David Ortiz wants a standing ovation at Yankee Stadium. Mark Teixeira wants to play five more years until he’s 40 with the Yankees. Now I’m just waiting for CC Sabathia to say he wants his contract extended to top off the unfathomable comments from the opening days of spring training. But even if Sabathia did announce he wants more than the two years and $50 million owed to him over the next two years, it wouldn’t be as ridiculous as Ortiz’s comments.
“You know what I want most of all?’ I would love it if the fans at Yankee Stadium gave me a standing ovation.’’
After first hearing this, I thought it was said in jest, that Ortiz said it with a big smile on his face and then burst out into laughter in the Red Sox’ clubhouse with his teammates also laughing and Dustin Pedroia high-fiving him for the joke. But he wasn’t kidding and it wasn’t said in a sarcastic or joking manner. David Ortiz truly wants a standing ovation from Yankees fans.
Since 2003, Ortiz has been the biggest Yankee killer. He might be the biggest ever. More so then George Brett or Ken Griffey Jr. or Bengie Molina or Delmon Young. He led the Red Sox’ offense in the 2004 ALCS to overcome a 3-0 deficit in that series (or so I have been told since I don’t remember that series ever happening) after trying to single-handedly win Game 7 against them in the ALCS the year before. He has gotten big hit after big hit against them for 13 years and has been the face of the Red Sox’ resurgence over that time, representing the franchise’s best era in nearly a century.
The idea that the Yankees should do for Ortiz in 2016 what the Red Sox did for Mariano Rivera in 2013 and Derek Jeter in 2014 — the two players Ortiz said he would never act like upon his own retirement by announcing it early — is an incredible line of thinking. Rivera, the best closer ever, and Jeter, a once-in-a-generation icon, represented the game with integrity, played the game clean and never put baseball in a negative light. They didn’t call the city they play in a “shithole” the way Ortiz once called Boston because he was playing for a losing team. They never bullied an official scorer over RBIs. They didn’t enter spring training for the better part of their careers complaining about their current contracts and demanding more money. And they never used performance-enhancing drugs.
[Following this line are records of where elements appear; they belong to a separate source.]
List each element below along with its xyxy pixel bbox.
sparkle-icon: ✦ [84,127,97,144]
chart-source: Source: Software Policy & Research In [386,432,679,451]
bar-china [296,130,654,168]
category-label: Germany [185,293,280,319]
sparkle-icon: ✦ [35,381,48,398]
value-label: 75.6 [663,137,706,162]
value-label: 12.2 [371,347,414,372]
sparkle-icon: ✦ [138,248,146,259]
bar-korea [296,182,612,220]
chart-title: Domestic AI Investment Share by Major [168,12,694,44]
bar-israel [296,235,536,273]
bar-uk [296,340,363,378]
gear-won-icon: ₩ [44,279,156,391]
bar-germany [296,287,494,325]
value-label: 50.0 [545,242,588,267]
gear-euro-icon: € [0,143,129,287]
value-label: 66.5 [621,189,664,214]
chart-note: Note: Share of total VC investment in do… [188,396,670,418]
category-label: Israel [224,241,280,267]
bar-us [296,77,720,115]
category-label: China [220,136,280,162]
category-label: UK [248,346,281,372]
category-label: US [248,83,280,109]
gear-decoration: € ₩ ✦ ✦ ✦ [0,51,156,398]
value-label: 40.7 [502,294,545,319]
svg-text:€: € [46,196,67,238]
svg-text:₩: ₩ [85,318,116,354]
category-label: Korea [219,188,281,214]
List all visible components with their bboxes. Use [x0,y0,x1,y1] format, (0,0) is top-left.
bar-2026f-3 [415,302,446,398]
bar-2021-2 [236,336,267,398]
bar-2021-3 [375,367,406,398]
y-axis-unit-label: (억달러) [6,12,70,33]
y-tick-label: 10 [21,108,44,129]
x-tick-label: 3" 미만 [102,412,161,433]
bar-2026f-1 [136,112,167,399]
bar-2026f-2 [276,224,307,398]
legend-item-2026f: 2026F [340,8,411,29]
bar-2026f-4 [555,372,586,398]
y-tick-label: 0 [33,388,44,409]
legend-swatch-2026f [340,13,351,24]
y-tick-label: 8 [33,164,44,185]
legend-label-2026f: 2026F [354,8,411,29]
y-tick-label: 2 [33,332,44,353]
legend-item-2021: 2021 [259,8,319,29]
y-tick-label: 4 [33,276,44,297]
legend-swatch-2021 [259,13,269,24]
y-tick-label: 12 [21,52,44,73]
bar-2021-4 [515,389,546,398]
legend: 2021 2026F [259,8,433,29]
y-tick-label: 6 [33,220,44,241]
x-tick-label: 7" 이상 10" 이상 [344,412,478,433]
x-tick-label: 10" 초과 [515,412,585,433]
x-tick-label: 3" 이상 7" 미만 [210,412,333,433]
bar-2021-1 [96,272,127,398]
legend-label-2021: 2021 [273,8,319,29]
David Ortiz used performance-enhancing drugs. He was on the 2003 list that was never supposed to surface the same way Alex Rodriguez was. He was forced to hold a press conference at Yankee Stadium in August 2009 to address the issue and at that conference he said, “I never thought buying supplements was going to hurt somebody’s feelings. If that happened, I’m sorry about it.” But for some reason, Ortiz’s checkered past and off-the-field issues haven’t follow him around, and Mike Francesa was right when he called Ortiz, “one of the great con men in sports.” I have never cared about performance-enhancing drug use in baseball, and I realize I’m in the minority, but if some PED users are going to be vilified for cheating then all of them should be, and Ortiz is one of them.
The Red Sox never should have held ceremonies or given gifts to Rivera and Jeter and their fans never should have given them a standing ovation in their final games at Fenway Park. They were wrong to start this line of honoring the other team’s stars and to damage the fading rivalry a little more. What’s next in the demolition of the rivalry? Fenway Park asking Yankees fans and Red Sox fans to join hands for the singing of “Sweet Caroline” during the eighth inning, so I can yell, “BUM! BUM! BUM!” with drunk college girls in pink and camouflage Red Sox hats that don’t know who Mo Vaughn is let alone Derek Lowe, Bill Mueller or Keith Foulke.
For nearly 20 years, Rivera and Jeter were booed every time they stepped on the field at Fenway, were the subject of T-shirts on Brookline Ave. that would horrify your grandparents, were the main characters in nightmares for Red Sox fans and were the most hated men in Boston. The difference between those two and Ortiz is that Rivera and Jeter were hated in Boston, but they were respected as players. The same can’t be said for Ortiz in New York.
I have hated David Ortiz (the baseball player for the Red Sox, not the man) for the last 13 years and I will hate David Ortiz (the baseball player for the Red Sox, not the man) for a 14th year this season. But while Ortiz has hurt the Yankees numerous times, both in the regular season and postseason, he has been the perfect Red Sox player to represent them against the Yankees and is now the last member of the 2000s era of the rivalry along with A-Rod. For that, I will miss his presence in this rivalry, which needs more players like Ortiz and A-Rod and less players like Pablo Sandoval and Chase Headley.
David Ortiz shouldn’t even want a standing ovation from Yankees fans. He should want his final moment in front of them to be like all the other moments before. Yankees fans hating and booing David Ortiz up until he takes his last step off the Yankee Stadium field is how he should be honored.